Dans le demi-sommeil qui la gagnait, Aéfrie se laissa aller à cette rêverie elfique qu'elle pratiquait en lieu et place du sommeil humain. Les images de sa forêt natale se superposèrent aux souvenirs de la bête terrassée, et elle se vit à nouveau adolescente, courant sous les frondaisons, l'arc à la main. Elle songea à Matias, si plein de vie et d'enthousiasme, malgré les horreurs qu'il venait de vivre. Pour lui, elle n'était pas simplement une aventurière : elle représentait un espoir, une sagesse ancestrale à laquelle se raccrocher. Pour elle, il incarnait la fougue de la jeunesse et l'humanité brute, si fragile et pourtant si courageuse.
Le temps s'égrena, l'eau tiédit, et elle émergea enfin de sa méditation. Elle se sentait un peu plus apaisée, même si la tristesse ne s'était pas entièrement estompée. S'extirpant de la cuve, elle s'enveloppa d'un linge, jeta un dernier regard au reflet de son visage dans l'eau frémissante et songea à la suite : d'autres disparitions, d'autres mystères, l'Anneau de Fer qui rôdait dans l'ombre…

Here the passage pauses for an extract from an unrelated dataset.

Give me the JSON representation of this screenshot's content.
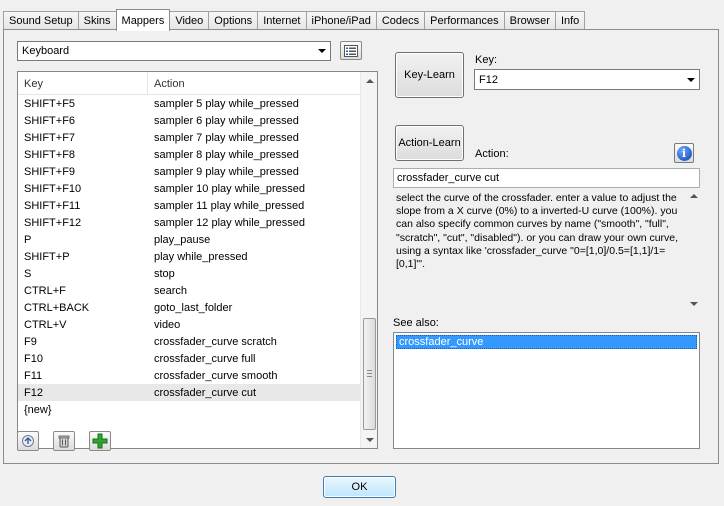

Cette nuit-là, dans sa chambre de l'Ogre Jongleur, elle s'allongea en repensant à chaque instant du combat. Demain, elle aurait à répondre aux questions du capitaine Arthol, et peut-être irait-elle encore plus loin dans ces ténèbres qui engloutissaient Valbourg. Mais pour l'heure, elle laissa son esprit voguer dans la tranquillité de la nuit, se promettant de reprendre la lutte à l'aube suivante.